Мы обнаружили распространение патогенного вида Clavibacter michiganensis с частотой 5,5 %. Наиболее вероятно, что обнаруженные бактерии принадлежат подвиду Clavibacter michiganensis subsp. tessellarius (Clavibacter tessellarius sp. nov.), который является возбудителем бактериальной мозаики пшеницы, так как подвиды Clavibacter michiganensis высокоспецифичны в отношении растения-хозяина, и именно подвид tessellarius поражает пшеницу (42). Среди бактерий Rhodococcus sp., частота встречаемости которых составила 10,9 %, только Rhodococcus fascians,по данным литературы, может вызывать болезни растений (34).

Частота встречаемости прочих идентифицированных родов и видов бактерий составляла менее 10 %.

Таким образом, в своем исследовании мы изучили микробиоту локальных посевов зерновых культур (Тимирязевская полевая опытная станция, 2020 год) и выделили полевые изоляты, которые могут быть использованы при формировании единой коллекции бактерий зерновых с целью создания видоспецифичных праймеров, которые будут являться ключевой частью разрабатываемых нормативных документов по выявлению и идентификации карантинных и значимых для экспорта возбудителей бактериозов зерновых культур. Указанные нормативные документы, потребность в которых очень велика, будут использоваться фитосанитарными лабораториями, осуществляющими свою деятельность в области фитосанитарного контроля. Учитывая региональные особенности почвенно-климатических и агротехнических условий и биоразнообразие изолятов (43-45), мы полагаем, что типовые штаммы из зарубежных коллекций микроорганизмов (при их доступности) подходят для этих целей в меньшей степени. Отметим, что ранее масштабного изучения бактериального состава в зерновых культурах в России не проводили, в связи с чем отсутствует информация о видовом составе бактерий, которые могут находиться вместе в одном образце. Отсутствует и полный перечень бактерий, которые можно встретить в зерновых культурах в России.

Исследование состава микробиоты мы провели на посевах экономически значимых культур с применением методов классической микробиологии для изоляции бактерий из образцов и молекулярно-генетических методов для идентификации выделенных изолятов. Полученные данные могут пополнить знания о бактериях, обитающих в растениях, и будут полезны для формирования общих представлений о микробиоме целевых культур в полевых условиях.

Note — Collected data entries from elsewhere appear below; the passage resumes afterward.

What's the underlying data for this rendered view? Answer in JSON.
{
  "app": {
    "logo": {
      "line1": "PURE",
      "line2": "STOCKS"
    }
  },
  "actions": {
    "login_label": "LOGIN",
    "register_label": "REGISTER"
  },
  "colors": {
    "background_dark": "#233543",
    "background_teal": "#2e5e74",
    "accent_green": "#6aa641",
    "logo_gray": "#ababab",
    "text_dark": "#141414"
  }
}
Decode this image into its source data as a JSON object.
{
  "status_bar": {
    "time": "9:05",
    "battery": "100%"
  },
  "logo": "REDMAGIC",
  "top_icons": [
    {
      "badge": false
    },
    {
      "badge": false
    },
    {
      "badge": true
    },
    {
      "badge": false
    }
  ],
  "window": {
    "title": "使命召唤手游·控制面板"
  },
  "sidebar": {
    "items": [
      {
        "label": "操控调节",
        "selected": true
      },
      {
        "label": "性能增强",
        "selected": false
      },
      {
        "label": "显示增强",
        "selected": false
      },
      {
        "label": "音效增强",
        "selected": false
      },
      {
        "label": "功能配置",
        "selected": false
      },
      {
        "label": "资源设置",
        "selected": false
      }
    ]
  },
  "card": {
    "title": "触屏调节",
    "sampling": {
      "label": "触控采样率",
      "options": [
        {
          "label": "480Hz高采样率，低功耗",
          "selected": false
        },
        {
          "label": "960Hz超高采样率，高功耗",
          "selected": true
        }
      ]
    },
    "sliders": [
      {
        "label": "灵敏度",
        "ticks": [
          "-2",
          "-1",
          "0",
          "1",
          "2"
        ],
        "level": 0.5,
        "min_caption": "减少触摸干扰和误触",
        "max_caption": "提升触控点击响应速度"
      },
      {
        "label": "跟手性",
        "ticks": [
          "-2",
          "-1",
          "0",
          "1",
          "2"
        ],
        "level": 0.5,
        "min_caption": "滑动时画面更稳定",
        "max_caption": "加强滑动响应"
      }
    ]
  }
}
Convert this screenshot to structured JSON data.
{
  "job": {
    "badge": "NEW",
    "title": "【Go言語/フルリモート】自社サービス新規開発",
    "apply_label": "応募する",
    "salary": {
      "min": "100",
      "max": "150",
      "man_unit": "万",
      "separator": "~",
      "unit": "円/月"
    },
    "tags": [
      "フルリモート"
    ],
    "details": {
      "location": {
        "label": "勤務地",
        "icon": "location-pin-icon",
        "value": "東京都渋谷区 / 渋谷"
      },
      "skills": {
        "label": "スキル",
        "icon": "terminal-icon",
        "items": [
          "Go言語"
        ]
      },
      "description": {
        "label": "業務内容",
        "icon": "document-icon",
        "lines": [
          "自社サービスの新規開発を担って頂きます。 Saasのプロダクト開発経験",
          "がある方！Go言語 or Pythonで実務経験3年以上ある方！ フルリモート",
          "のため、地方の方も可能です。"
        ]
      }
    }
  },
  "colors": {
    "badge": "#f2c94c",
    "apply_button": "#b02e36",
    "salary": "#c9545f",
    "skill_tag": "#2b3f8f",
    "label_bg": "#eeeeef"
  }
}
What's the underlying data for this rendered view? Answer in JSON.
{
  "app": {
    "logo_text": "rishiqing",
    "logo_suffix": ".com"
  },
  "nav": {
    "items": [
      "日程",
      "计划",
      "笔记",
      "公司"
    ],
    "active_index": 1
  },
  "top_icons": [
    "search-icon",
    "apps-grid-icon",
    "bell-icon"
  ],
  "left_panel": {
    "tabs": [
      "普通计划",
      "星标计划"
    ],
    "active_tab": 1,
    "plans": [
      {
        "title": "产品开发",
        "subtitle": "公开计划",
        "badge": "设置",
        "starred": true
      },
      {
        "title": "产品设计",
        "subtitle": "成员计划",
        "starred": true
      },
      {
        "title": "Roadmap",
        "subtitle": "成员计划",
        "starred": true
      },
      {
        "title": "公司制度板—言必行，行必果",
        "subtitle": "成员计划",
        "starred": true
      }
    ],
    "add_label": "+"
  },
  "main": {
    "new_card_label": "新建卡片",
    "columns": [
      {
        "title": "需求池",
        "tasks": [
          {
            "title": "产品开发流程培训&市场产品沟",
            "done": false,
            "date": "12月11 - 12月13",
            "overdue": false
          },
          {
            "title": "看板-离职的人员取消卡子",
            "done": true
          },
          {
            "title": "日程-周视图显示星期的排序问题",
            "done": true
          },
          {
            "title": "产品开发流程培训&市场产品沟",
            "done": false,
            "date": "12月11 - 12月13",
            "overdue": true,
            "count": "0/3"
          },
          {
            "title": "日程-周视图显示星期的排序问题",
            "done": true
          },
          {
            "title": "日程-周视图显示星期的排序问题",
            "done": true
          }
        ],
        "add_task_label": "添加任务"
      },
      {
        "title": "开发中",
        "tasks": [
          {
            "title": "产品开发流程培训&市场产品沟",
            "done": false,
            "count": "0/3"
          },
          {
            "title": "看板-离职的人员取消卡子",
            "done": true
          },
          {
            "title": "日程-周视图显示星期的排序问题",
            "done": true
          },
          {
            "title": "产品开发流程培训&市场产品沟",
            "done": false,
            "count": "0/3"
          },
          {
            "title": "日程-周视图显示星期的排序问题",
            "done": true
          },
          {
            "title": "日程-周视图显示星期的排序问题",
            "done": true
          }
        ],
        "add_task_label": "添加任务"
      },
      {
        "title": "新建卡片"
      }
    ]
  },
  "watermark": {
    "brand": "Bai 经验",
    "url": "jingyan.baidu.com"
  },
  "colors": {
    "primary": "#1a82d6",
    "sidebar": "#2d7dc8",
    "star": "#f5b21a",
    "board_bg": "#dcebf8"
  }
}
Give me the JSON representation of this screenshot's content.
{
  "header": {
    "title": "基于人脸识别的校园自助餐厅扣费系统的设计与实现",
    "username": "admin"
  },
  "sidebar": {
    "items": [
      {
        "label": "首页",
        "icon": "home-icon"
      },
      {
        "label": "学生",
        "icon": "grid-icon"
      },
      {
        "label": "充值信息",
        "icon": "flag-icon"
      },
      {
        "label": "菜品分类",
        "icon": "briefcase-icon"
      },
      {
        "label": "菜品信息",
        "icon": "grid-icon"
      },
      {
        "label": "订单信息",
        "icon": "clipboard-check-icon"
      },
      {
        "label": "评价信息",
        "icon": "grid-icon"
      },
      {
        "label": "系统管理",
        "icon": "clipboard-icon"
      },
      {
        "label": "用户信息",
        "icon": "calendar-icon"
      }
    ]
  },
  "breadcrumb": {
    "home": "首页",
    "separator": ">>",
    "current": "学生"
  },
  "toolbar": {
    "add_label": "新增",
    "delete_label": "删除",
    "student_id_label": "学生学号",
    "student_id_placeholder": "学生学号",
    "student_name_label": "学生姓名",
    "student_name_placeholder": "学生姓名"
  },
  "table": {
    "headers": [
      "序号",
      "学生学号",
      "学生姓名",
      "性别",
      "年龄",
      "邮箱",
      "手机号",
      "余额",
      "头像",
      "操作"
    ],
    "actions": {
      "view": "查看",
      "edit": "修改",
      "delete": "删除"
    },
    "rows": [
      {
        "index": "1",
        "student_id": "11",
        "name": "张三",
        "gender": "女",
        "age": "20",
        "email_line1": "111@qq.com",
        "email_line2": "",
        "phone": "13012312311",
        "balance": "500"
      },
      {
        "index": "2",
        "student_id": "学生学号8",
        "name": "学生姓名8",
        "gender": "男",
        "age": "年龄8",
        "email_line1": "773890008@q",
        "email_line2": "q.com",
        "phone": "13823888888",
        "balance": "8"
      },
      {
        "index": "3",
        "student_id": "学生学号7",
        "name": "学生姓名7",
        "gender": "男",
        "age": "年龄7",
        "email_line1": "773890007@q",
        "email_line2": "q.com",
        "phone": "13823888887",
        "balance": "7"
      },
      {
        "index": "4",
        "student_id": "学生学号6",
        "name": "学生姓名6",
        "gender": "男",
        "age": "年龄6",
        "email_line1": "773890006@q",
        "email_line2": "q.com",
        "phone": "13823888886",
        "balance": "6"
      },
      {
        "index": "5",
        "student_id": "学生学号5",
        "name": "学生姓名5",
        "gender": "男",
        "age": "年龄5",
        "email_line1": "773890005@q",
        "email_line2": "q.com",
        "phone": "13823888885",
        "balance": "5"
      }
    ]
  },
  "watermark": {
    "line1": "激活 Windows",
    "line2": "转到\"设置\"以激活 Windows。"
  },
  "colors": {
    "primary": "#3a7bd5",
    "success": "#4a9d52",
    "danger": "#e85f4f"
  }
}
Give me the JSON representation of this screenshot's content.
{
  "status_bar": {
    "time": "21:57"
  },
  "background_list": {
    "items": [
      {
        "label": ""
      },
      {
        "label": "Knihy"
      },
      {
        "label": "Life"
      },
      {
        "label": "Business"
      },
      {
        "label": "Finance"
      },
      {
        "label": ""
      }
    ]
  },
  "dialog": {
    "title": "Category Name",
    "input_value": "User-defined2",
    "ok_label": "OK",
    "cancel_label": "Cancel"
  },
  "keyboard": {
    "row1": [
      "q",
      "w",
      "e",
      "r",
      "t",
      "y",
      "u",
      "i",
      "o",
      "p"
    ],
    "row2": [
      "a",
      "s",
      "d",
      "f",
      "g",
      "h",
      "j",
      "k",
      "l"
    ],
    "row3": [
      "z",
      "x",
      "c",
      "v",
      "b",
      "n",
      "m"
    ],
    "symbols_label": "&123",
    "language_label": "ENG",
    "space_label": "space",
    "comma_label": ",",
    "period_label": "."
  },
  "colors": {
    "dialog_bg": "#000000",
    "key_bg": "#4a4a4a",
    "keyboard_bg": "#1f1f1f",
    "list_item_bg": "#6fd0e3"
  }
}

Бактерии выделили из проростков яровых культур (рожь) и из зеленых растений озимых культур в фазу выходя в трубку, что могло повлиять на число клеток некоторых видов бактерий в растениях по соотношению с другими и косвенно — на состав полученных штаммов (4, 5, 13). Штаммы выделяли на чашках Петри с учетом разнообразия морфотипов, что достаточно субъективно и в любом случае не позволяет учитывать некультивируемые микроорганизмы (45). Однако это не противоречит задачам, которые мы поставили перед собой при выполнении работы — выделить изоляты для формирования коллекции значимых для экспорта бактериальных фитопатогенов и сопутствующей им микробиоты. Полученные данные о составе и частоте встречаемости бактерий мы не распространяем на другие посевы зерновых даже в этой же агроклиматической зоне.

Важно отметить, что в микробиоте зерновых растений мы выявили патогенные, нейтральные и полезные виды. Учет патогенов может способствовать совершенствованию методов оценки фитосанитарного состояния посевов зерновых, а среди полезных видов могут быть обнаружены бактерии-кандидаты для разработки новых препаратов для биологического контроля фитопатогенов. Кроме того, мы выявили бактерии, принадлежащие к определенным родам, но не относящиеся ни к одному из известных видов, что делает их перспективными для дальнейшего изучения и возможности описания новых видов — представителей микробиоты зерновых культур.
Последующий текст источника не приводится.